Dalle epidemie bibliche fino al coronvirus: la cattiva fama che perseguita topi e pipistrelli

La curiosità storica: quando fu messa in vendita nessuno volle acquistare la “Contea” di Pantianicco a causa del nome

“In nomen omen” dicevano i Latini e nel nome c’è dunque il destino in questo caso nato dalle molteplici interazioni che l’uomo e gli animali hanno avuto e che continuano ad avere.

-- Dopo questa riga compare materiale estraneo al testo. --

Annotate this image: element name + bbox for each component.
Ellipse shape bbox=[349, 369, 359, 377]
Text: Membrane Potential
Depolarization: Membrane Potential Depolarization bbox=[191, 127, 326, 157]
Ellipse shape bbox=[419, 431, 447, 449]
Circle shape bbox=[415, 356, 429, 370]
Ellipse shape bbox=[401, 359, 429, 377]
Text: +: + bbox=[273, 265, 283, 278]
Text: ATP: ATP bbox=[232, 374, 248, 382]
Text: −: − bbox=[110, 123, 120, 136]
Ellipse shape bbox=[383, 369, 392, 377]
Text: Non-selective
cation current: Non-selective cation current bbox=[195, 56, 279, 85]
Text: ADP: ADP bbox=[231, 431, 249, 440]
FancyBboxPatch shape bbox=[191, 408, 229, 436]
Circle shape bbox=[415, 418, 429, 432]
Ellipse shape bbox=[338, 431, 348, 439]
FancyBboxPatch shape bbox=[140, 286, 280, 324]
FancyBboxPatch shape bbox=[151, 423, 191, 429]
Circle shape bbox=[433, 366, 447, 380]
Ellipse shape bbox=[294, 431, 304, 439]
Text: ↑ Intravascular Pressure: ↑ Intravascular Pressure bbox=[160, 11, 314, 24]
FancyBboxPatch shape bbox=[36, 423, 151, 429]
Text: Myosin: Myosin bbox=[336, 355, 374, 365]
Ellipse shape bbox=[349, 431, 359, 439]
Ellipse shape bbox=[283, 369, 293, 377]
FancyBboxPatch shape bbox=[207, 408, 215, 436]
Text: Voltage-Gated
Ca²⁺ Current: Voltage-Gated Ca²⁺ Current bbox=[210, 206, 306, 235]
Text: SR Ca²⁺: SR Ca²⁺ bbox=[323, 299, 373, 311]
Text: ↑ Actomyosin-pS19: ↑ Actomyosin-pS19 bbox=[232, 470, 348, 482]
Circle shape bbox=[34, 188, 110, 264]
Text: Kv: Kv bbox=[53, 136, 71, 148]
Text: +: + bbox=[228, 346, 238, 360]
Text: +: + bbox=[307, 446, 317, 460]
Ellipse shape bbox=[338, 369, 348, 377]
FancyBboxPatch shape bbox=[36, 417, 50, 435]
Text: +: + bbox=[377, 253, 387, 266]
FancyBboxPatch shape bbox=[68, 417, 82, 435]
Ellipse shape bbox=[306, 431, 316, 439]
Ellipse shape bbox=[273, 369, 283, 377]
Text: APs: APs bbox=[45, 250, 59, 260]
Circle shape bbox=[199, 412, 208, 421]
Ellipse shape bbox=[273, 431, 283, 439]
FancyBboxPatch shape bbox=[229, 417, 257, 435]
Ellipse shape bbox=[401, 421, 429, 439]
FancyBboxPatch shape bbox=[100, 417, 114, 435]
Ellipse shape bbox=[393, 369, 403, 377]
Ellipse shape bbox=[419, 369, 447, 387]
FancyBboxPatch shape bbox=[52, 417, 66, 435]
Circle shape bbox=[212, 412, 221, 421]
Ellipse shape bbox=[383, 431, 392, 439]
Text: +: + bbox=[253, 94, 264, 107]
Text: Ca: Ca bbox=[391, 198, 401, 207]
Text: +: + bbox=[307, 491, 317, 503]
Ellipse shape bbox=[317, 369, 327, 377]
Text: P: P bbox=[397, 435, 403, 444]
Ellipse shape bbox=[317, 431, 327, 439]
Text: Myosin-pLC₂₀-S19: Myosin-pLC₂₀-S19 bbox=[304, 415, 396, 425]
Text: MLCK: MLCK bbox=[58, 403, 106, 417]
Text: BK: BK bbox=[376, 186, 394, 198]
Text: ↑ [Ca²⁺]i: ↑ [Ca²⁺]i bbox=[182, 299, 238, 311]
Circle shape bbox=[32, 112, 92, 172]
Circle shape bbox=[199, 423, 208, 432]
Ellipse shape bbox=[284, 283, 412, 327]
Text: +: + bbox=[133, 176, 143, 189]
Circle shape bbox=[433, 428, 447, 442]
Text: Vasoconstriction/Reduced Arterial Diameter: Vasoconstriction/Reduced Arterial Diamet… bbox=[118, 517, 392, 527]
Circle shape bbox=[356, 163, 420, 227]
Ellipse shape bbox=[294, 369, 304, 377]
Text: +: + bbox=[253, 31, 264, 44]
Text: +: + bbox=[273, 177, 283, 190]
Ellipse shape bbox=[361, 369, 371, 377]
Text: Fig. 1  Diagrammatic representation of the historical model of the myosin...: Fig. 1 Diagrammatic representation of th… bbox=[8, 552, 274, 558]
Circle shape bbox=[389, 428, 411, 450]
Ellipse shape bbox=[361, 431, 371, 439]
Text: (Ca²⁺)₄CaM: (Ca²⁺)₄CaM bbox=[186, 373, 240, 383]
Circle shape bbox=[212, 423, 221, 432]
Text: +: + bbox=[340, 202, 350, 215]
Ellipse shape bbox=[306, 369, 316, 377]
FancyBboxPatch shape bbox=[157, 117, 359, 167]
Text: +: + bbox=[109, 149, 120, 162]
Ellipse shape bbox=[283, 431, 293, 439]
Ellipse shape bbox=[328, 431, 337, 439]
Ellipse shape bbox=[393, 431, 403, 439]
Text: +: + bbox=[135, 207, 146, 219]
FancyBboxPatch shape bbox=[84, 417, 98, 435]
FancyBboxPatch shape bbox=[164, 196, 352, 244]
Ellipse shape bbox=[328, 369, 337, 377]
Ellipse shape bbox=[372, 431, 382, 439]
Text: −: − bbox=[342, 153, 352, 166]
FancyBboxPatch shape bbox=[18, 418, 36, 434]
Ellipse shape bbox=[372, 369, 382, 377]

Animali-simbolo che potevano sollecitare nell’uomo l’idea di forza spirituale quando addirittura non rivestivano un significato magico o taumaturgico.

Questo non è avvenuto nel tempo sia per quanto riguarda il topo o peggio per il pipistrello, origine pare dell’attuale pandemia del coronavirus. Se il topo compare già nella Bibbia come animale “sinistro” che seminerà mortalità nella regione di Azoto e cosi la pantegana diveniva il primo terribile “untore”. Non era ancora cosi per il pipistrello anche se nella tradizione popolare vederne o esserne toccati portava sfortuna; se volavano accanto agli occhi potevano accecare e se si attaccavano ai capelli bisognava rasarsi.

Le pandemie storiche nascevano soprattutto dalla stretta relazione esistente tra queste e i ratti che aggredivano e distruggevano intere popolazioni, da Plinio, Aristotele e Erodoto.

Anche Tucidide peraltro li cita per la strage avvenuta in Attica tra il 430 e 425 a.C. Torme di “rattus rattus” e del suo cugino il “rattus alessandrinus” portarono dall’Oriente la peste in Italia al tempo dell’Impero e che imperverserà poi nei secoli successivi sino ai topi neri giunti con le crociate.

E l’Italia crocevia di commerci e rapporti internazionali diventò uno dei centri più colpiti e in particolare Venezia. Nel 1347 da Costantinopoli si estese in tutt’Europa e il Boccaccio ne tracciò un vivido quadro nell’introduzione del “Decamerone”.

Quelle poi di manzoniana memoria del 1630 grazie alle truppe imperiali che avrebbero preso Mantova.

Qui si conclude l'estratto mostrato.